Associate Program director Schwab Rehabilitation Hospital Chicago, Illinois, United States
Case Diagnosis: Non-traumatic spinal cord injury due to combined neurosyphillis and VZV myelitis
Case Description: 30-year old male w/ no PMH presented to ED with BLE weakness and paresthesias. MRI thoracic and lumbar spine showed changes throughout the entire cord with diffuse enhancement into the subarachnoid space and leptomeningeal enhancement along the conus. CSF returned positive for varicella and syphilis. Other workup returned positive for AIDS, mycobacterium avium pulmonary nodules, and rectal chlamydia. Physical exam consistent with T11 ASIA B: 1 strength at bilateral hip flexors, 0 strength in bilateral L3-S1 myotomes, and no sensation below T11. He was discharged from acute care at a MaxA level for transfers and bed mobility.
Discussions: This is a rare case of transverse myelitis in the setting of AIDS, neurosyphilis, and disseminated varicella. Neurodiagnostic imaging and labs were consistent with syphilitic meningocele myelitis and VZV myelitis. Longitudinally extensive transverse myelitis refers to complete or incomplete spinal cord dysfunction with MRI lesion extending beyond 3 vertebral segments as was present in this patient.

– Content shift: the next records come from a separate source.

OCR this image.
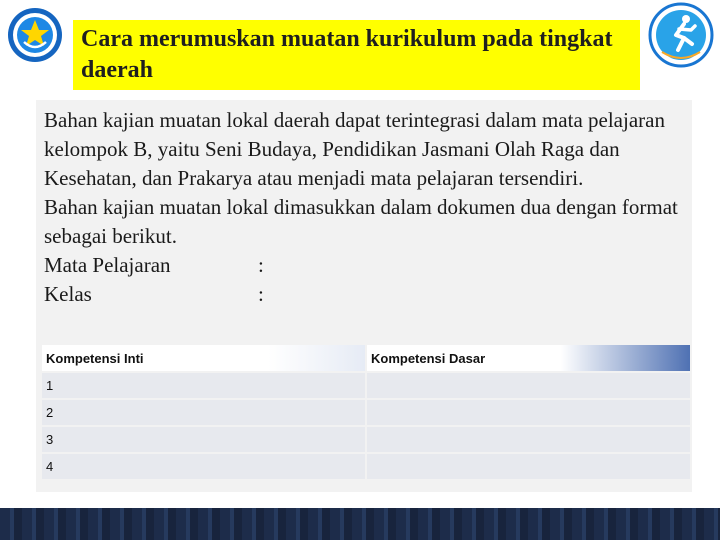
Cara merumuskan muatan kurikulum pada tingkat daerah

Bahan kajian muatan lokal daerah dapat terintegrasi dalam mata pelajaran kelompok B, yaitu Seni Budaya, Pendidikan Jasmani Olah Raga dan Kesehatan, dan Prakarya atau menjadi mata pelajaran tersendiri.

Bahan kajian muatan lokal dimasukkan dalam dokumen dua dengan format sebagai berikut.

Mata Pelajaran	:
Kelas	:
Kompetensi Inti	Kompetensi Dasar
1	
2	
3	
4	
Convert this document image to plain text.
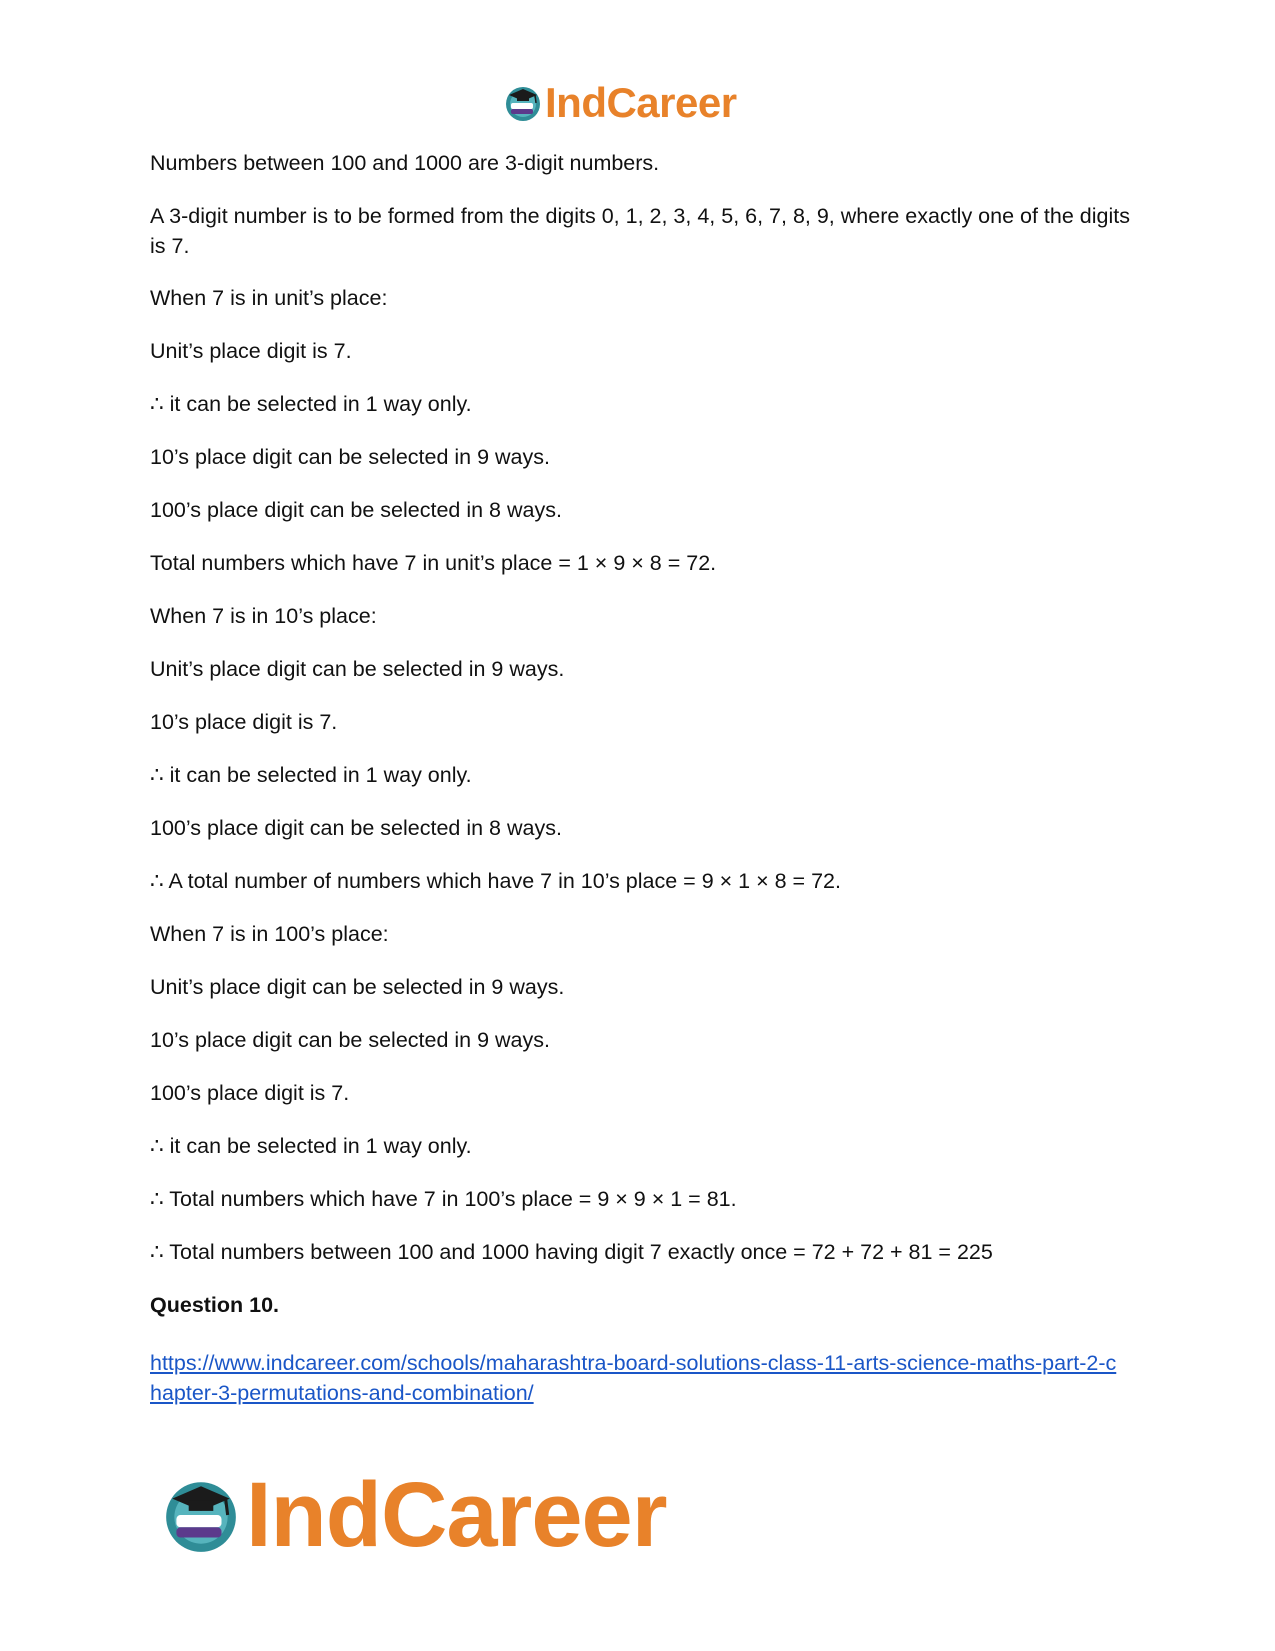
IndCareer

Numbers between 100 and 1000 are 3-digit numbers.

A 3-digit number is to be formed from the digits 0, 1, 2, 3, 4, 5, 6, 7, 8, 9, where exactly one of the digits is 7.

When 7 is in unit’s place:

Unit’s place digit is 7.

∴ it can be selected in 1 way only.

10’s place digit can be selected in 9 ways.

100’s place digit can be selected in 8 ways.

Total numbers which have 7 in unit’s place = 1 × 9 × 8 = 72.

When 7 is in 10’s place:

Unit’s place digit can be selected in 9 ways.

10’s place digit is 7.

∴ it can be selected in 1 way only.

100’s place digit can be selected in 8 ways.

∴ A total number of numbers which have 7 in 10’s place = 9 × 1 × 8 = 72.

When 7 is in 100’s place:

Unit’s place digit can be selected in 9 ways.

10’s place digit can be selected in 9 ways.

100’s place digit is 7.

∴ it can be selected in 1 way only.

∴ Total numbers which have 7 in 100’s place = 9 × 9 × 1 = 81.

∴ Total numbers between 100 and 1000 having digit 7 exactly once = 72 + 72 + 81 = 225

Question 10.

https://www.indcareer.com/schools/maharashtra-board-solutions-class-11-arts-science-maths-part-2-chapter-3-permutations-and-combination/
IndCareer
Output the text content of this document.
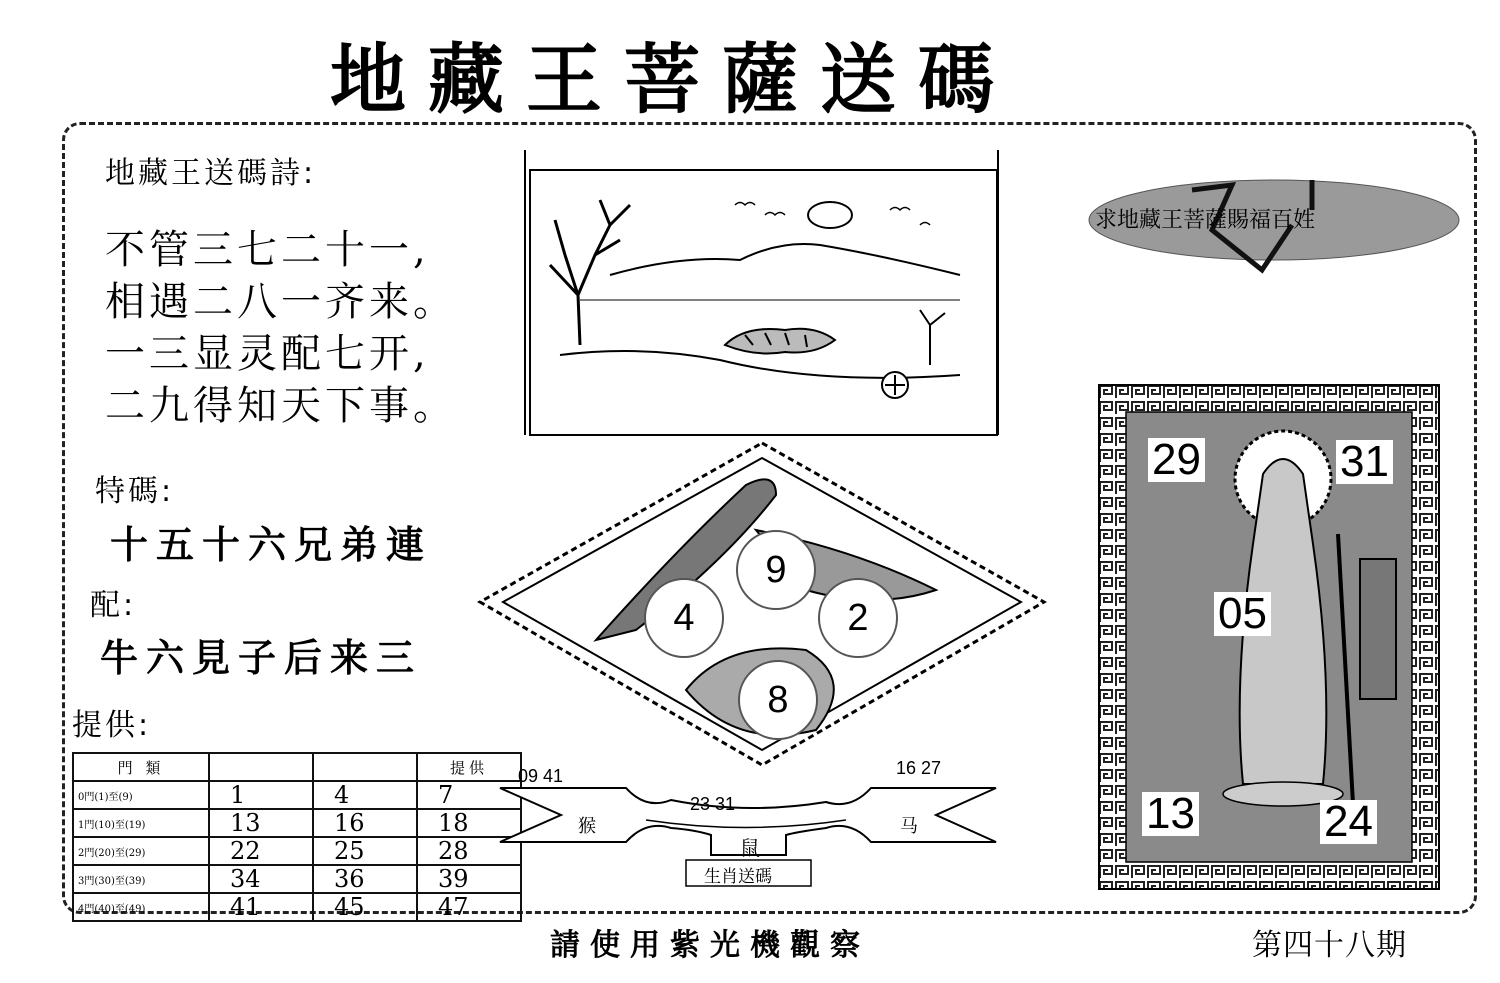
地藏王菩薩送碼
地藏王送碼詩:
不管三七二十一,
相遇二八一齐来。
一三显灵配七开,
二九得知天下事。
特碼:
十五十六兄弟連
配:
牛六見子后来三
提供:
門 類			提供
0門(1)至(9)	1	4	7
1門(10)至(19)	13	16	18
2門(20)至(29)	22	25	28
3門(30)至(39)	34	36	39
4門(40)至(49)	41	45	47
9
4	2
8
09 41
23 31
16 27
猴	马
鼠
生肖送碼
求地藏王菩薩賜福百姓
29	31
05
13	24
請使用紫光機觀察	第四十八期
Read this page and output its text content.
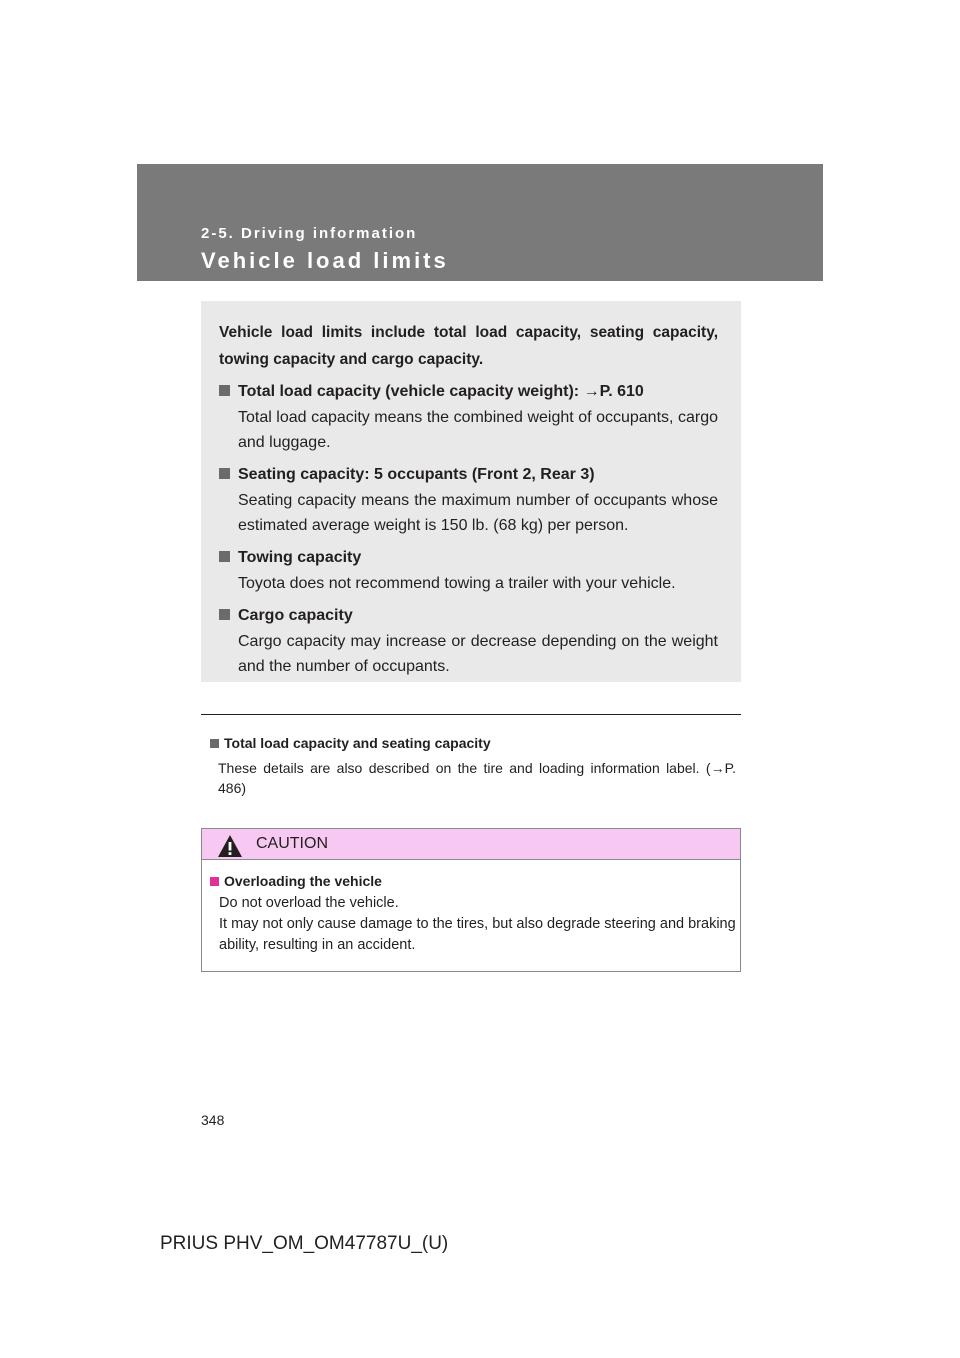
2-5. Driving information
Vehicle load limits

Vehicle load limits include total load capacity, seating capacity, towing capacity and cargo capacity.

Total load capacity (vehicle capacity weight): →P. 610
Total load capacity means the combined weight of occupants, cargo and luggage.
Seating capacity: 5 occupants (Front 2, Rear 3)
Seating capacity means the maximum number of occupants whose estimated average weight is 150 lb. (68 kg) per person.
Towing capacity
Toyota does not recommend towing a trailer with your vehicle.
Cargo capacity
Cargo capacity may increase or decrease depending on the weight and the number of occupants.
Total load capacity and seating capacity
These details are also described on the tire and loading information label. (→P. 486)
CAUTION
Overloading the vehicle
Do not overload the vehicle.
It may not only cause damage to the tires, but also degrade steering and braking ability, resulting in an accident.
348
PRIUS PHV_OM_OM47787U_(U)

Conclusions: Neurosyphillis and VZV are rare causes for transverse myelitis, with few cases published in literature and especially of both. End-stage presentations of these disease processes are less commonly seen with improved treatment for AIDs. Reported cases of syphilis in 2018 reached their highest since 1991 while rates of HIV have remained stagnant. Physiatrists should remain vigilant for transverse myelitis associated with STIs as well as management of associated infections. Rehabilitation goals should be targeted for deficits corresponding to spinal cord injury levels.